I don't know whether popular items will become enough more expensive than the market price to drive people away.
NonOBSF: [1] Brunner's Born Under Mars-- the Bears (a happy-go-lucky human culture set in contrast to the rule-oriented Centaurs) had restaurants where people rolled double or nothing for their bills. I think that would be popular, but I doubt that it would be legal in most? all? parts of the US.
[1] OBSF is from the glory days of rec.arts.sf.written, an unmoderated newsgroup which worked pretty well anyway. However, there was a constant temptation to write about less important things than written sf [2], so there came to be a custom of appending a little something about sf at the end of a post.
This is no longer obligatory in a privately owned, multi-topic lj, but my mind defaults to pulling up associations with sf, and I'm fond of the custom.
Speaking as a person with mild ADD and an associational mind, I think it would be a good thing if people added stuff from the lens through which they view the world at the end of their posts.
[2] SF came to mean both science fiction and fantasy. This was to disambiguate it from the commercial category "science fiction", which includes both science fiction and fantasy. As far as I can tell, the real emotional boundary line isn't between science fiction and fantasy (a lot of science fiction is just making stuff up, with a hint of scienceness for flavor, but between hard science fiction [3] and the range from fantasy to science fiction which has little or no accurate science.
[3] Hard science fiction, like almost everything else [4], has a disputed definition, but I think "science fiction whose story is dependent on a high proportion of science which was accepted as accurate at the time it was written" is good enough.
[4] Rec.arts.sf.written came up with a definition of milsf which makes sense to me: science fiction about people in a chain of command.

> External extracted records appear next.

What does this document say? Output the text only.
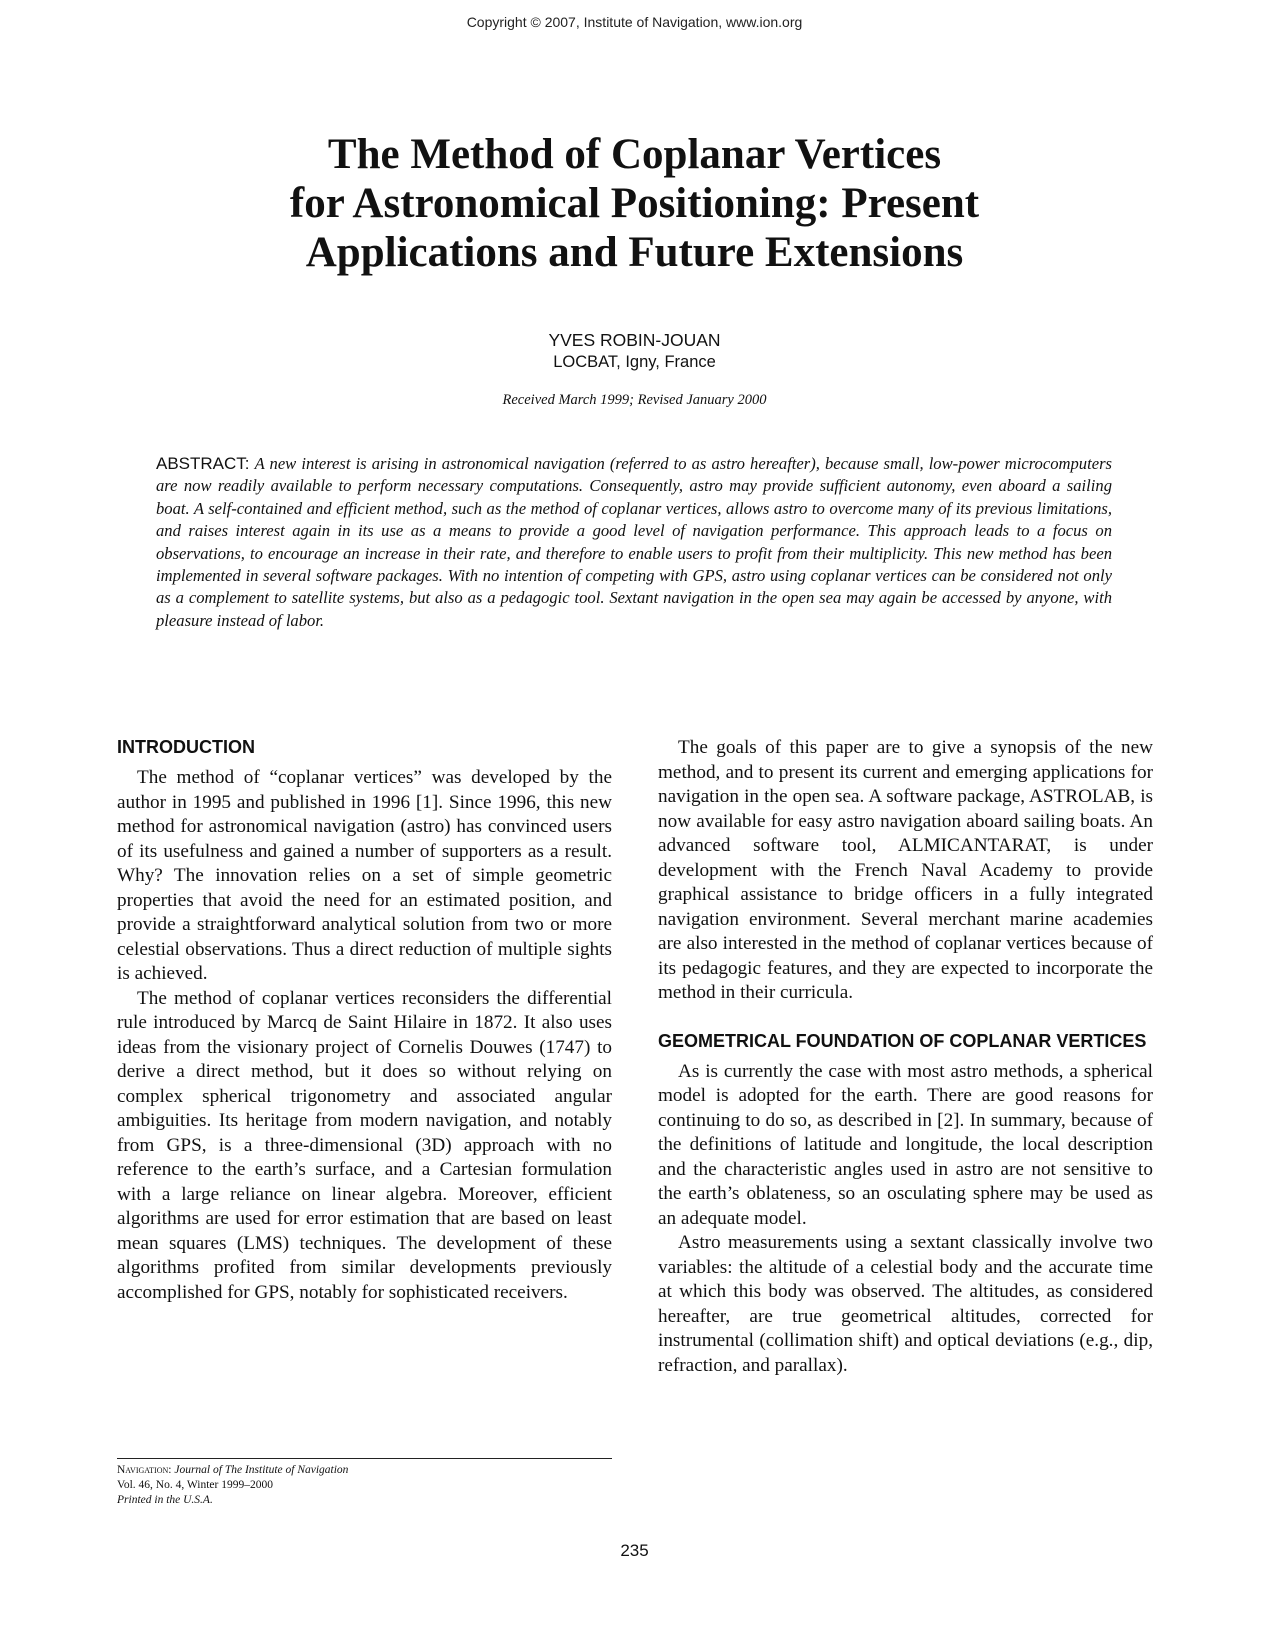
Copyright © 2007, Institute of Navigation, www.ion.org
The Method of Coplanar Vertices
for Astronomical Positioning: Present
Applications and Future Extensions
YVES ROBIN-JOUAN
LOCBAT, Igny, France
Received March 1999; Revised January 2000
ABSTRACT: A new interest is arising in astronomical navigation (referred to as astro hereafter), because small, low-power microcomputers are now readily available to perform necessary computations. Consequently, astro may provide sufficient autonomy, even aboard a sailing boat. A self-contained and efficient method, such as the method of coplanar vertices, allows astro to overcome many of its previous limitations, and raises interest again in its use as a means to provide a good level of navigation performance. This approach leads to a focus on observations, to encourage an increase in their rate, and therefore to enable users to profit from their multiplicity. This new method has been implemented in several software packages. With no intention of competing with GPS, astro using coplanar vertices can be considered not only as a complement to satellite systems, but also as a pedagogic tool. Sextant navigation in the open sea may again be accessed by anyone, with pleasure instead of labor.
INTRODUCTION

The method of “coplanar vertices” was developed by the author in 1995 and published in 1996 [1]. Since 1996, this new method for astronomical navigation (astro) has convinced users of its usefulness and gained a number of supporters as a result. Why? The innovation relies on a set of simple geometric properties that avoid the need for an estimated position, and provide a straightforward analytical solution from two or more celestial observations. Thus a direct reduction of multiple sights is achieved.

The method of coplanar vertices reconsiders the differential rule introduced by Marcq de Saint Hilaire in 1872. It also uses ideas from the visionary project of Cornelis Douwes (1747) to derive a direct method, but it does so without relying on complex spherical trigonometry and associated angular ambiguities. Its heritage from modern navigation, and notably from GPS, is a three-dimensional (3D) approach with no reference to the earth’s surface, and a Cartesian formulation with a large reliance on linear algebra. Moreover, efficient algorithms are used for error estimation that are based on least mean squares (LMS) techniques. The development of these algorithms profited from similar developments previously accomplished for GPS, notably for sophisticated receivers.

The goals of this paper are to give a synopsis of the new method, and to present its current and emerging applications for navigation in the open sea. A software package, ASTROLAB, is now available for easy astro navigation aboard sailing boats. An advanced software tool, ALMICANTARAT, is under development with the French Naval Academy to provide graphical assistance to bridge officers in a fully integrated navigation environment. Several merchant marine academies are also interested in the method of coplanar vertices because of its pedagogic features, and they are expected to incorporate the method in their curricula.

GEOMETRICAL FOUNDATION OF COPLANAR VERTICES

As is currently the case with most astro methods, a spherical model is adopted for the earth. There are good reasons for continuing to do so, as described in [2]. In summary, because of the definitions of latitude and longitude, the local description and the characteristic angles used in astro are not sensitive to the earth’s oblateness, so an osculating sphere may be used as an adequate model.

Astro measurements using a sextant classically involve two variables: the altitude of a celestial body and the accurate time at which this body was observed. The altitudes, as considered hereafter, are true geometrical altitudes, corrected for instrumental (collimation shift) and optical deviations (e.g., dip, refraction, and parallax).

Navigation: Journal of The Institute of Navigation
Vol. 46, No. 4, Winter 1999–2000
Printed in the U.S.A.
235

This explains why I like the Miles books while disliking most milsf-- Miles isn't really in a chain of command.
The news reports didn't make it clear whether the prices are set when you order or when you pay, and, of course, it's impossible to tell yet whether people will want to patronize it.
It seems like a win for food neophiles and people with odd tastes.
The advantages to the bar are novelty so it's gotten a little free publicity and smoothing out demand so that less popular items don't build up in inventory or go bad. The latter could be handled by offering specials, but this is smoother.
I don't know whether popular items will become enough more expensive than the market price to drive people away.
NonOBSF: [1] Brunner's Born Under Mars-- the Bears (a happy-go-lucky human culture set in contrast to the rule-oriented Centaurs) had restaurants where people rolled double or nothing for their bills. I think that would be popular, but I doubt that it would be legal in most? all? parts of the US.
[1] OBSF is from the glory days of rec.arts.sf.written, an unmoderated newsgroup which worked pretty well anyway. However, there was a constant temptation to write about less important things than written sf [2], so there came to be a custom of appending a little something about sf at the end of a post.
This is no longer obligatory in a privately owned, multi-topic lj, but my mind defaults to pulling up associations with sf, and I'm fond of the custom.
Speaking as a person with mild ADD and an associational mind, I think it would be a good thing if people added stuff from the lens through which they view the world at the end of their posts.
[2] SF came to mean both science fiction and fantasy. This was to disambiguate it from the commercial category "science fiction", which includes both science fiction and fantasy. As far as I can tell, the real emotional boundary line isn't between science fiction and fantasy (a lot of science fiction is just making stuff up, with a hint of scienceness for flavor, but between hard science fiction [3] and the range from fantasy to science fiction which has little or no accurate science.
[3] Hard science fiction, like almost everything else [4], has a disputed definition, but I think "science fiction whose story is dependent on a high proportion of science which was accepted as accurate at the time it was written" is good enough.
[4] Rec.arts.sf.written came up with a definition of milsf which makes sense to me: science fiction about people in a chain of command. This explains why I like the Miles books while disliking most milsf-- Miles isn't really in a chain of command.
no subject
Date: 2010-04-05 04:40 pm (UTC)Everyone has their own subsets that work in their heads. For me, military sf is about military action--the enemy is worth shooting down, the weapons always work, though you might find scummy officers the basic structure of the military isn't under question. I think of it as akin to playing computer games in which the fun and relaxation is in guilt free mowing down of enemies. I've read any enjoyed many--though as I get older I like a bit more character and humor.
Space opera, in my mind, is a bigger category, about different things, though there can be (usually is) a large military component.